Le dernier samouraï
Cinéma / Critique - écrit par Nicolas, le 15/01/2004 (
L'Amérique a parfois mal. Elle souffre en se regardant elle-même sur le champ de bataille, enfoncée dans une quelconque guerre qui la meurtrira à jamais, et qui finira certainement sur les écrans en signe d'expiation. Pour illustrer tout cela, rien de tel qu'une tête connue et un sacré paquet de zéros et de figurants, le tout emballé dans un précieux papier de bons sentiments et noué d'un ruban de spiritualité.
1876. Des cauchemars plein la tête, le capitaine Nathan Algren (Tom Cruise), l'un des « glorieux » héros de la guerre de sécession, se laisse détruire par le temps et l'alcool. L'attrait de l'argent va le mener à se retrouver une nouvelle fois sous le commandement du colonel Bagley, non pas pour faire la guerre, mais pour entraîner les forces japonaises à se battre contre les rebelles se dressant contre l'empereur, les samouraïs menés par le légendaire Katsumoto. Une entreprise déterminante puisqu'elle permettrait aux Etats-Unis de former une série d'accords commerciaux avec un pays qui ne demande qu'à s'occidentaliser. L'armée japonaise, prématurément envoyée au combat, est décimée par les samouraïs, et le capitaine Algren se porte disparu, enlevé par Katsumoto...
Tradition (sabres et flèches) contre modernité (fusils et baïonnettes), honneur (Katsumoto) contre déshonneur (Algren).

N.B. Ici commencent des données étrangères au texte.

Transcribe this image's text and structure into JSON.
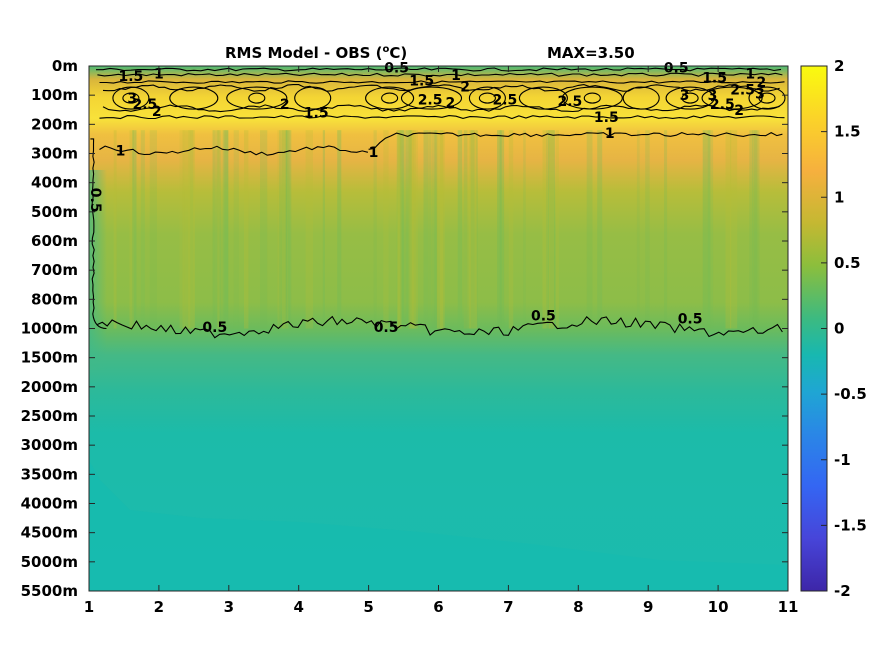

Le capitaine alcoolique, image d'une Amérique souillée par une série de batailles sanglantes, vaines, et indignement menées, se heurte à la candeur, au courage, et au dévouement du samouraï, pour le salut de son âme. Et c'est précisément ce dont il est question dans Le Dernier Samouraï, moins intéressé par l'aspect historique (l'expansionnisme américain, la fragilité du pouvoir japonais) que par l'emblématique ré-ascension de Monsieur Cruise au sein de cette « tribu » un peu primitive mais profondément respectable. Autant l'annoncer d'emblée, il sera difficile d'éviter les conversations philosophiques et les portraits à rallonge sur la détermination, l'honneur, et la spiritualité. On en imagine facilement le dénouement et la problématique interne, conventionnels tous deux, mais rien ne nous permet à aucun moment de faire un véritable reproche sur le fond. Peut-être que l'accentuation portée sur ce côté épique et jusqu'au-boutiste pourra en énerver quelques-uns, alors que d'autres le laisseront flotter sans y prêter réelle attention. La forme, elle aussi convenue, marque tout de même plusieurs points grâce à sa photographie, superbe hommage aux paysages magnifiques du japon et de la Nouvelle-Zélande, et quelques idées de réalisation bienvenues (par exemple, la dissociation physique/spirituel de Algren après un combat de rue acharné). Mais une très large place est tout de même préservée à la gloire du visage de l'acteur maintenant barbu et chevelu, personnage fictif indéboulonnable dans un contexte qui se veut inspiré de la réalité. On oubliera facilement l'insipide romance qui n'existe probablement que pour offrir un débouché sentimental complémentaire au capitaine Algren, les petites altercations annexes (notamment avec le colonel Blagey), et le contexte politique qui visiblement n'était pas un des traits essentiels du scénario.
On pense furieusement à du Danse Avec les Loups, parfois à du Braveheart(je vais la chercher loin, j'avoue), mais, pas de méprise, il ne s'agit que de style. Le Dernier Samouraï, dernière ode en date à l'Amérique blessée par l'histoire et à la si belle barbe de Tom Cruise, n'en est qu'un successeur un peu plat, très conventionnel, mais indéniablement bien maîtrisé au point de ne pas voir les deux heures et demi se passer.